Depuis sa domination du théâtre, à la hauteur de la popularité de “Bons baisers de Bruges”, on comprend bien pourquoi John Michael n’était pas très content face au succès de son frère. A cette époque, il n’avait écrit qu’un seul scénario, “Ned Kelly”, qui mettait en vedette Heath Ledger. Cependant, cela n’a pas été une expérience réussie. Il a échoué à faire de ce film un succès, quelque chose que John Michael attribue à son réalisateur “sans humour”. Pourtant, malgré cet “échec”, John Michael a refusé de s’arrêter. Au lieu de cela, il a appris de cette expérience et a exploité ses émotions. Premièrement, John Michael a décidé de ne jamais laisser quelqu’un d’autre réaliser ses scénarios après ce projet-là. Ensuite il a utilisé la rage qu’il a ressentie pour créer le personnage le plus anarchique de son œuvre: Gerry Boyle, personnage principale de “The Guard”. En 2011, ce film, avec Brendan Gleeson et Don Cheadle comme acteurs principaux, est sorti dans les cinémas et est devenu le film indépendant irlandais le plus réussi de tous les temps.

Avec cette réalisation phénoménale, et en plus de créer d’autres films critiques comme « Cavalry », le frère McDonagh aîné n’avait plus besoin d’être un « connard grincheux ». Il a trouvé sa place dans le monde du cinéma indépendant ; il s’est permis de devenir, au moins pour son frère, un « connard applaudi par la critique ».

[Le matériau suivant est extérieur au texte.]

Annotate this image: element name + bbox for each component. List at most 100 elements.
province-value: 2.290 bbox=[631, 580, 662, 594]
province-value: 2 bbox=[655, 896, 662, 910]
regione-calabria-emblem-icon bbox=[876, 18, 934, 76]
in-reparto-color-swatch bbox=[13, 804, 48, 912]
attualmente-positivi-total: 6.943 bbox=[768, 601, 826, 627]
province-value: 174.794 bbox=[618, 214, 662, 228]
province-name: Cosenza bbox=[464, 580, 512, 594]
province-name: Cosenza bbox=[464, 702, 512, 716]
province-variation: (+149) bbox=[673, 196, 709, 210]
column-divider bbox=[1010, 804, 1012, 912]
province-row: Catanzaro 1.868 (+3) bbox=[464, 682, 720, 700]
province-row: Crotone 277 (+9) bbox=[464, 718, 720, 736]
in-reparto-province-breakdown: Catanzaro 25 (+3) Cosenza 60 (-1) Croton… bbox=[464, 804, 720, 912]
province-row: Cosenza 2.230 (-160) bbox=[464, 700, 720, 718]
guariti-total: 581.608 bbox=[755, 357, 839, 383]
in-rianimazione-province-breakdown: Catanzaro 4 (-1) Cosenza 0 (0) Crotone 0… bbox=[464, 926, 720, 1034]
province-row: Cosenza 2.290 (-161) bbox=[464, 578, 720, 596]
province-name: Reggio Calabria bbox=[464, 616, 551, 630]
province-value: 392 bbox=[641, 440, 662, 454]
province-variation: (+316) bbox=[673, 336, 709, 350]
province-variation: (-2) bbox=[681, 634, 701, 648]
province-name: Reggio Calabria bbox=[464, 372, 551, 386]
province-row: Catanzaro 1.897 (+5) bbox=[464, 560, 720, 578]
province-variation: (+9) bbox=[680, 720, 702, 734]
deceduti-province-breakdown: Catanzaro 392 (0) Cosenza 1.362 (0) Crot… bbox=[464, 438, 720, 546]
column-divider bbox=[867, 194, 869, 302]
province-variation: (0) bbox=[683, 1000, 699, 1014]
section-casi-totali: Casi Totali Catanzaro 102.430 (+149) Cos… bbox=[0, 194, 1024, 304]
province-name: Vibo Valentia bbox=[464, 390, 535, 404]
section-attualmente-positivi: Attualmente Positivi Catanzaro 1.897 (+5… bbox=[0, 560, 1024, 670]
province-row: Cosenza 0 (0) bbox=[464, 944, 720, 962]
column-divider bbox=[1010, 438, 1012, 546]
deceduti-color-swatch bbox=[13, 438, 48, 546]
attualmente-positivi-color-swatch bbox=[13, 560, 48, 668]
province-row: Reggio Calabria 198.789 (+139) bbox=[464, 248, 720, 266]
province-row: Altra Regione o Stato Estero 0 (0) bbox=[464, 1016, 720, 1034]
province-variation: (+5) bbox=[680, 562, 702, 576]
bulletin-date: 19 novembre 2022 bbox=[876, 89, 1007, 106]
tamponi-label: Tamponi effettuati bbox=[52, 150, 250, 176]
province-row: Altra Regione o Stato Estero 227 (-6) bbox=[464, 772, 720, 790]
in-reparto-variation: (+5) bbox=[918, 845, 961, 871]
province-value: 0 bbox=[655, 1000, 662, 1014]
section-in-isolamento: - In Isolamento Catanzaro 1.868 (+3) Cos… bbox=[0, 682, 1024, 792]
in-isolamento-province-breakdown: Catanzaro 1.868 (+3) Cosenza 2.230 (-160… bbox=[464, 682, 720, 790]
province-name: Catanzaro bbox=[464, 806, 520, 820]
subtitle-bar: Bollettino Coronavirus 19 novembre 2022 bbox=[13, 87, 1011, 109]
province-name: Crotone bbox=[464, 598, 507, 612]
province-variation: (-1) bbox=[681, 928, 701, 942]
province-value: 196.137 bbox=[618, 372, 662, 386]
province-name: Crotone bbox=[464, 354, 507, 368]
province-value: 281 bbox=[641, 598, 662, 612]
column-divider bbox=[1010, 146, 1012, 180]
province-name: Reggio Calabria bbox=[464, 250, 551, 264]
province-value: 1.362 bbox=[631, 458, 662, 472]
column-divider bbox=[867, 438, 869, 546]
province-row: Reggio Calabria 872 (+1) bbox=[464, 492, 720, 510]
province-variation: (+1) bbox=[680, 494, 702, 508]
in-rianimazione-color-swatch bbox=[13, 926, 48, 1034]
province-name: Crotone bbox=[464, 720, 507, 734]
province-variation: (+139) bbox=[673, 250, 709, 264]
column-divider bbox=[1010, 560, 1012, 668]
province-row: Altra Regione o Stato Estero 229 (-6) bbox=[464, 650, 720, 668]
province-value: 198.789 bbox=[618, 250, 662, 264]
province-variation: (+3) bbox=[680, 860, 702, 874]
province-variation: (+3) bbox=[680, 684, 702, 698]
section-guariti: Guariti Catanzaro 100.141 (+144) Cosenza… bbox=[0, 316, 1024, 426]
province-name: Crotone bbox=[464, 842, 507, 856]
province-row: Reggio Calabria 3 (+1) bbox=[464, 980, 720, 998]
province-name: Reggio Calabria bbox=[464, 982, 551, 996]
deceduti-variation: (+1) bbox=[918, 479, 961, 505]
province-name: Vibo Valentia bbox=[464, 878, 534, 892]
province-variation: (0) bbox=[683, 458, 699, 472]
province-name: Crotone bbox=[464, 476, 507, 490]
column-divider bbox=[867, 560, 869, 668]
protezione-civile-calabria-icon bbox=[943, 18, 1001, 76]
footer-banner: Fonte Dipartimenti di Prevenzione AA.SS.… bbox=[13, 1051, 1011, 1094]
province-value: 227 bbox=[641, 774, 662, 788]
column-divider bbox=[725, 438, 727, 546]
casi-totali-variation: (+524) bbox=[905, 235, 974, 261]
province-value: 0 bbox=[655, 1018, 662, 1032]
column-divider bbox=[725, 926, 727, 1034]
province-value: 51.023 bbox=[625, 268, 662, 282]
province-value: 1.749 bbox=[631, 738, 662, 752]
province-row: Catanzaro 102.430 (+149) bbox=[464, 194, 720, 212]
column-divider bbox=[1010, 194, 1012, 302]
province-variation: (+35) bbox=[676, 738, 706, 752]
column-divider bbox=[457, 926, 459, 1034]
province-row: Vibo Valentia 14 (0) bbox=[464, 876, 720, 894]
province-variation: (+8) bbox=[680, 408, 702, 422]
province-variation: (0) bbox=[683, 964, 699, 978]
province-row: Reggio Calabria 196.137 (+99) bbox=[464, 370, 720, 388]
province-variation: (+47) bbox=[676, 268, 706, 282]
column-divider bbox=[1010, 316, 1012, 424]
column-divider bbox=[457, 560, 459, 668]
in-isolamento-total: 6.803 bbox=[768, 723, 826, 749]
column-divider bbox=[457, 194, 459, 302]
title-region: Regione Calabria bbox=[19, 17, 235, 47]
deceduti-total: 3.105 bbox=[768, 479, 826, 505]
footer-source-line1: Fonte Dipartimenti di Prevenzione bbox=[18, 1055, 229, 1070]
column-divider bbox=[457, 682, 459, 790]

Il est à noter que, même avec une tension ou une jalousie entre les deux, il est évident que les frères se respectent et s’admirent entre eux. Martin mentionne souvent que tous les livres et la musique qui l’ont influencé ont été découverts par John Michael. En plus d’être la raison pour laquelle il a quitté l’école avant d’être diplômé, c’était aussi le fait que John Michael a aimé sa première idée de nouvelles qui l’a motivé d’écrire. Pour John Michael, je crois que le succès de son jeune frère l’a vraiment conduit vers la grandeur. Son voyage vers la gloire indépendante a même été aidé par son jeune frère – c’est grâce à lui que Brendan Gleeson a reçu le scénario de “The Guard” et a décidé que c’était le projet pour lui. Bien qu’il parait défensif par rapport au rôle de son frère dans le meilleur travail de sa carrière (Martin McDonagh est crédité comme producteur pour “The Guard” à cause de son aide), je crois que le message de ces deux frères ont est important: le succès n’est jamais fait tout seul. Vous devez soutenir les personnes qui vous ont soutenus. Tout le monde mérite être la meilleure version d’eux-mêmes qu’ils peuvent.

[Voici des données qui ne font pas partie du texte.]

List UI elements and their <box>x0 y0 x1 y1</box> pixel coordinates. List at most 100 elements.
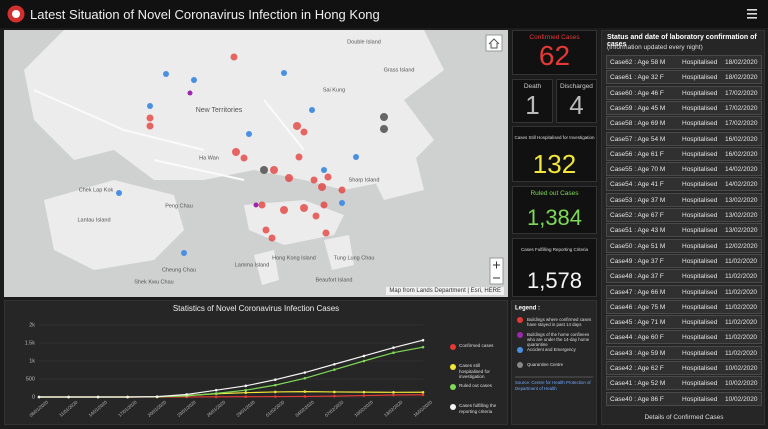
case-cell: Case47 : Age 66 M <box>610 288 666 296</box>
stat-value: 1,384 <box>526 205 583 230</box>
legend-swatch <box>450 364 456 370</box>
data-point <box>274 378 277 382</box>
logo <box>7 5 25 23</box>
case-row[interactable]: Case62 : Age 58 M Hospitalised 18/02/2020 <box>606 55 762 69</box>
case-row[interactable]: Case43 : Age 59 M Hospitalised 11/02/2020 <box>606 345 762 360</box>
case-row[interactable]: Case61 : Age 32 F Hospitalised 18/02/2020 <box>606 70 762 85</box>
case-cell: Case45 : Age 71 M <box>610 319 666 327</box>
data-point <box>362 390 366 394</box>
series-line <box>39 339 424 398</box>
case-row[interactable]: Case60 : Age 46 F Hospitalised 17/02/2020 <box>606 85 762 100</box>
stat-value: 1,578 <box>526 268 583 293</box>
place-label: Sharp Island <box>349 177 380 183</box>
case-row[interactable]: Case46 : Age 75 M Hospitalised 11/02/2020 <box>606 299 762 314</box>
place-label: Cheung Chau <box>162 267 196 273</box>
case-cell: 13/02/2020 <box>725 227 758 235</box>
legend-icon <box>517 347 523 353</box>
case-list: Status and date of laboratory confirmati… <box>601 30 765 425</box>
legend-item: Buildings where confirmed cases have sta… <box>527 317 591 327</box>
legend-source-text[interactable]: Source: Centre for Health Protection of … <box>515 380 591 391</box>
legend-entry: Ruled out cases <box>459 383 492 388</box>
header: Latest Situation of Novel Coronavirus In… <box>0 0 768 28</box>
place-label: Sai Kung <box>323 87 345 93</box>
case-row[interactable]: Case48 : Age 37 F Hospitalised 11/02/2020 <box>606 269 762 284</box>
case-cell: Case57 : Age 54 M <box>610 135 666 143</box>
stat-tile: Discharged 4 <box>556 79 597 123</box>
data-point <box>392 393 395 397</box>
case-row[interactable]: Case41 : Age 52 M Hospitalised 10/02/2020 <box>606 376 762 391</box>
chart-title: Statistics of Novel Coronavirus Infectio… <box>173 304 339 313</box>
place-label: Peng Chau <box>165 203 193 209</box>
map[interactable]: New Territories Sharp Island Double Island… <box>4 30 508 297</box>
case-row[interactable]: Case57 : Age 54 M Hospitalised 16/02/2020 <box>606 131 762 146</box>
case-cell: 11/02/2020 <box>725 349 758 357</box>
x-tick-label: 20/01/2020 <box>147 399 168 418</box>
case-cell: Hospitalised <box>682 349 718 357</box>
case-cell: 12/02/2020 <box>725 242 758 250</box>
data-point <box>303 395 307 398</box>
case-cell: 11/02/2020 <box>725 303 758 311</box>
data-point <box>333 368 336 371</box>
stat-tile: Cases Still Hospitalised for Investigati… <box>512 126 597 182</box>
case-cell: Case52 : Age 67 F <box>610 212 664 219</box>
data-point <box>421 393 425 397</box>
case-cell: 17/02/2020 <box>725 120 758 128</box>
case-cell: 11/02/2020 <box>725 257 758 265</box>
data-point <box>214 395 218 399</box>
case-list-footer[interactable]: Details of Confirmed Cases <box>644 414 724 421</box>
case-cell: Hospitalised <box>682 365 718 372</box>
data-point <box>303 376 307 380</box>
case-row[interactable]: Case52 : Age 67 F Hospitalised 13/02/2020 <box>606 208 762 222</box>
case-row[interactable]: Case40 : Age 86 F Hospitalised 10/02/2020 <box>606 391 762 406</box>
case-cell: Case61 : Age 32 F <box>610 74 664 82</box>
case-row[interactable]: Case47 : Age 66 M Hospitalised 11/02/2020 <box>606 284 762 299</box>
case-cell: 11/02/2020 <box>725 319 758 327</box>
case-cell: 17/02/2020 <box>725 89 758 97</box>
x-tick-label: 07/02/2020 <box>324 399 345 418</box>
case-cell: Case42 : Age 62 F <box>610 365 664 372</box>
case-row[interactable]: Case56 : Age 61 F Hospitalised 16/02/2020 <box>606 146 762 161</box>
legend-swatch <box>450 344 456 350</box>
place-label: Lantau Island <box>77 217 110 223</box>
case-row[interactable]: Case54 : Age 41 F Hospitalised 14/02/2020 <box>606 177 762 192</box>
case-row[interactable]: Case55 : Age 70 M Hospitalised 14/02/2020 <box>606 162 762 177</box>
data-point <box>392 391 395 394</box>
data-point <box>392 351 395 355</box>
case-cell: Case44 : Age 60 F <box>610 334 664 342</box>
case-cell: Hospitalised <box>682 380 718 388</box>
data-point <box>126 395 129 399</box>
menu-button[interactable] <box>746 8 758 20</box>
case-row[interactable]: Case58 : Age 69 M Hospitalised 17/02/2020 <box>606 116 762 131</box>
case-cell: Hospitalised <box>682 74 718 82</box>
case-row[interactable]: Case49 : Age 37 F Hospitalised 11/02/2020 <box>606 253 762 268</box>
legend: Legend : Buildings where confirmed cases… <box>515 306 593 391</box>
data-point <box>333 362 336 366</box>
data-point <box>303 390 307 393</box>
case-row[interactable]: Case42 : Age 62 F Hospitalised 10/02/2020 <box>606 361 762 375</box>
case-row[interactable]: Case44 : Age 60 F Hospitalised 11/02/2020 <box>606 330 762 345</box>
data-point <box>37 395 41 399</box>
legend-icon <box>517 317 523 323</box>
legend-entry: Confirmed cases <box>459 343 493 348</box>
case-row[interactable]: Case50 : Age 51 M Hospitalised 12/02/2020 <box>606 238 762 253</box>
case-cell: Case43 : Age 59 M <box>610 349 666 357</box>
case-cell: Case51 : Age 43 M <box>610 227 666 235</box>
data-point <box>67 395 70 399</box>
y-tick-label: 1.5k <box>25 340 36 346</box>
case-cell: Hospitalised <box>682 212 718 219</box>
legend-label: Ruled out cases <box>459 383 492 388</box>
case-cell: Hospitalised <box>682 89 718 97</box>
x-tick-label: 29/01/2020 <box>235 399 256 418</box>
case-cell: 10/02/2020 <box>725 365 758 372</box>
case-cell: Hospitalised <box>682 395 718 403</box>
legend-item: Quarantine Centre <box>527 362 563 367</box>
case-row[interactable]: Case51 : Age 43 M Hospitalised 13/02/2020 <box>606 223 762 238</box>
case-row[interactable]: Case45 : Age 71 M Hospitalised 11/02/2020 <box>606 315 762 330</box>
case-cell: Case56 : Age 61 F <box>610 150 664 158</box>
data-point <box>362 359 366 363</box>
data-point <box>214 392 218 395</box>
case-cell: Case58 : Age 69 M <box>610 120 666 128</box>
case-row[interactable]: Case59 : Age 45 M Hospitalised 17/02/2020 <box>606 100 762 115</box>
case-row[interactable]: Case53 : Age 37 M Hospitalised 13/02/2020 <box>606 192 762 207</box>
case-cell: Case62 : Age 58 M <box>610 59 666 66</box>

Irlande, on a bu (beaucoup, beaucoup) pour fêter votre pays, votre culture et votre histoire la semaine dernière. Peut-être que la prochaine fois on va boire pas seulement à vos héros, sur et hors l’écran du cinéma, mais à l’amour, l’admiration et la loyauté que nous avons appris de vos bons habitants, les frères McDonagh.